Le virus respiratoire syncitial (VRS) représente le principal pathogène responsable de bronchiolites chez les nourrissons (1). La charge en soins entrainée par cette maladie saisonnière est considérable avec chaque hiver une mise en tension des services pédiatriques.

Une prophylaxie primaire par immunisation passive dirigée contre le VRS, le palivizumab, est déjà disponible. Considérant son coût et sa courte demi-vie, son utilisation est actuellement recommandée seulement dans certains groupes à risque de formes graves (ancien prématuré, nouveau-né avec pathologie chronique). L’arrivée d’un nouvel anticorps, le nirsevimab, avec une durée d’action prolongée, semble être prometteur. Son efficacité a été démontrée chez les nourrissons prématurés (2), et chez les nourrissons à terme ou avec prématurité tardive (à faible risque de formes graves), dans un essai clinique de phase III (3, 4).

Les auteurs ont voulu investiguer l’impact d’une prophylaxie primaire avec le nirsevimab dans cette population à faible risque de formes graves, dans un contexte de « vie réelle » (5).

Type d’étude

Il s’agit d’un essai clinique de phase IIIb, randomisé entre injection de l’anticorps et prise en charge classique. Il n’y avait pas d’aveugle et la randomisation était stratifiée selon l’âge et le pays (France, Allemagne, Angleterre).

Population étudiée

Critères d’inclusion

Tous les enfants nés à plus de 29 semaines de grossesse, entrant dans leur première saison épidémique de VRS (donc avant l’âge de 12 mois) et ne remplissant pas les critères d’une prophylaxie par palivizumab.

Critères d’exclusion

Immunodéficience, infection active lors de la randomisation, prophylaxie VRS reçue pendant la grossesse, et toute contre-indication à une injection intramusculaire ou une hyperréactivité aux produits injectés.

Méthode

Issue

L’outcome primaire était la proportion d’hospitalisations liées à une infection au VRS pendant la saison épidémique annuelle. La décision d’hospitaliser l’enfant était laissée libre aux choix des cliniciens, mais l’infection à VRS devait être confirmée par virologie.

Les outcomes secondaires étaient la survenue d’une hospitalisation pour une infection à VRS sévère, définie comme une hospitalisation avec désaturation <90% et besoin d’oxygène, la survenue des hospitalisations pour infection à VRS par pays et la survenue d’infections respiratoires basses tous germes confondus.

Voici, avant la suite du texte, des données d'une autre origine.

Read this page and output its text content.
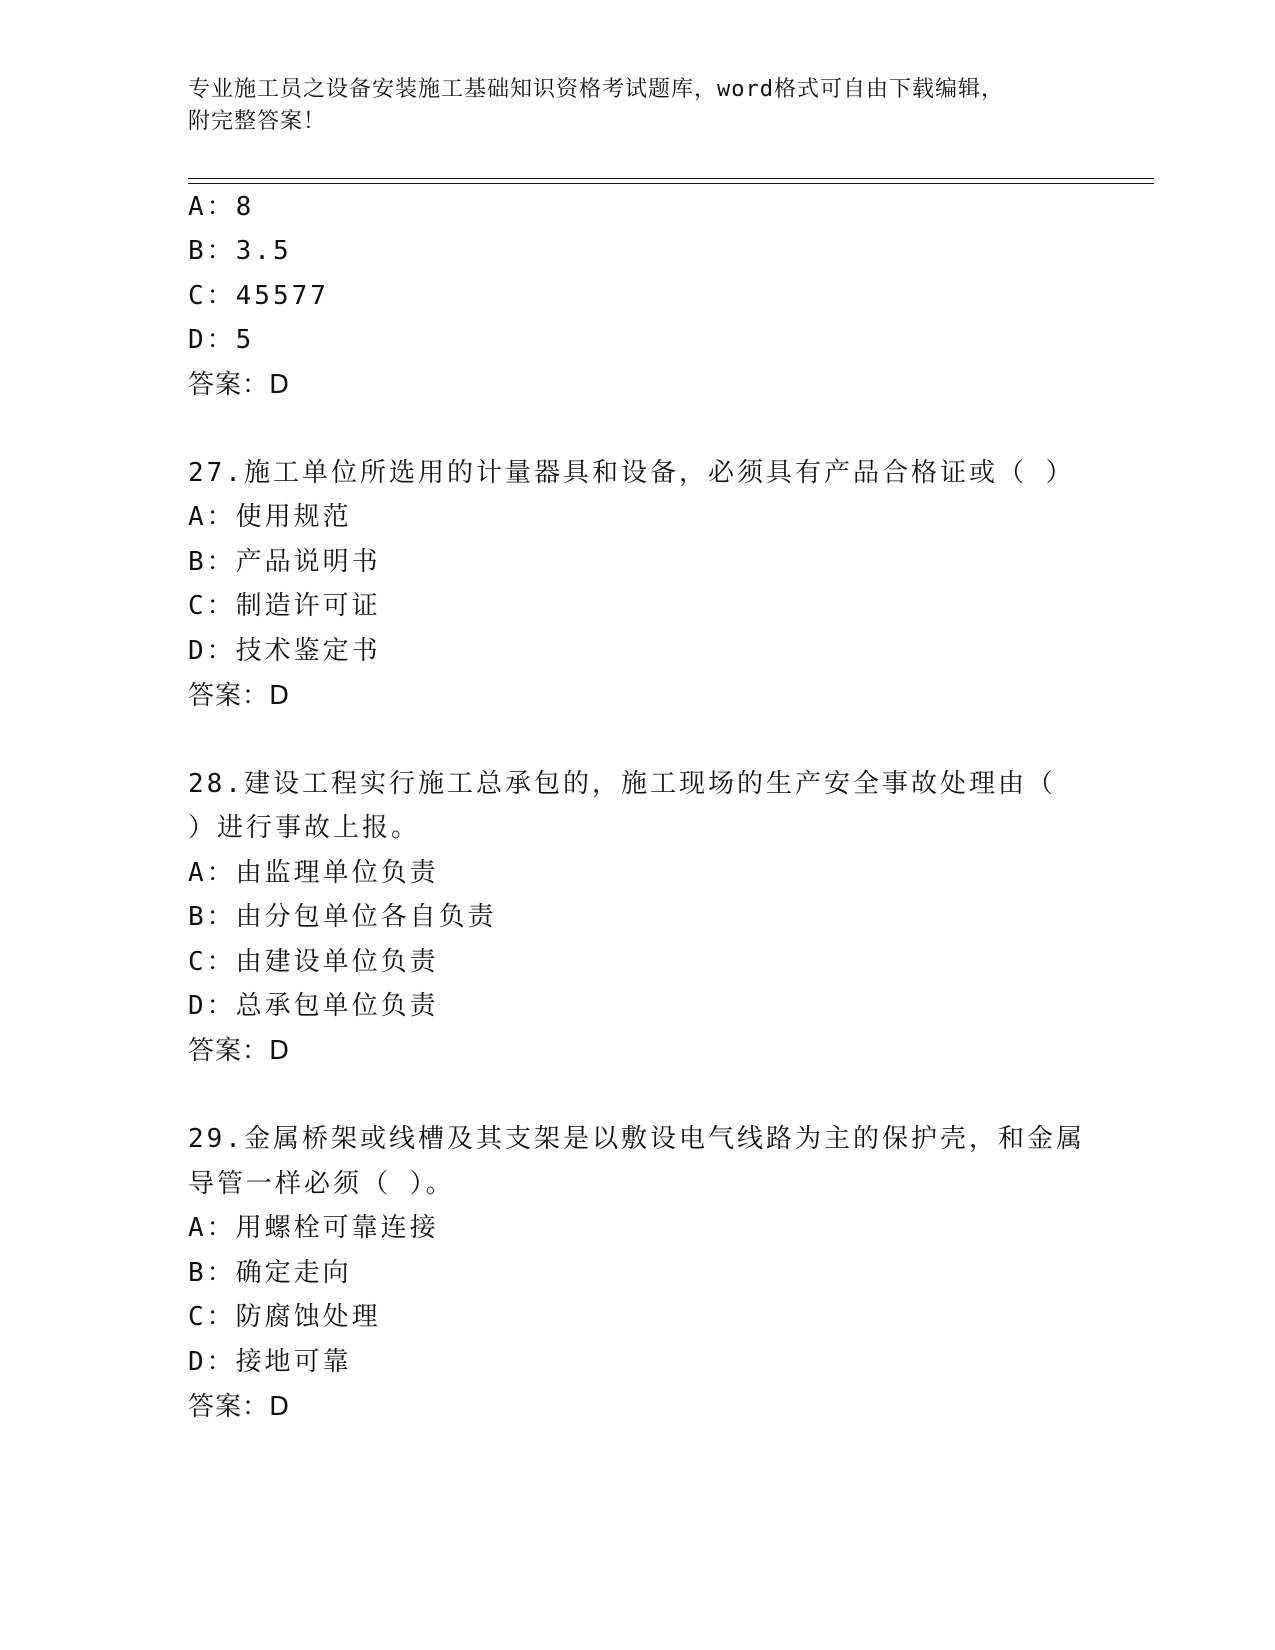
专业施工员之设备安装施工基础知识资格考试题库，word格式可自由下载编辑，
附完整答案！
A：8
B：3.5
C：45577
D：5
答案：D
27.施工单位所选用的计量器具和设备，必须具有产品合格证或（ ）
A：使用规范
B：产品说明书
C：制造许可证
D：技术鉴定书
答案：D
28.建设工程实行施工总承包的，施工现场的生产安全事故处理由（
）进行事故上报。
A：由监理单位负责
B：由分包单位各自负责
C：由建设单位负责
D：总承包单位负责
答案：D
29.金属桥架或线槽及其支架是以敷设电气线路为主的保护壳，和金属
导管一样必须（ ）。
A：用螺栓可靠连接
B：确定走向
C：防腐蚀处理
D：接地可靠
答案：D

Des mesures de suivi des évènements secondaires étaient également réalisées. Pour cela, les parents/représentants légaux devaient remplir mensuellement un rapport électronique de la présence d’éventuels effets secondaires ou d’une hospitalisation. Ils pouvaient être contactés par les investigateurs si plus d’informations étaient nécessaires.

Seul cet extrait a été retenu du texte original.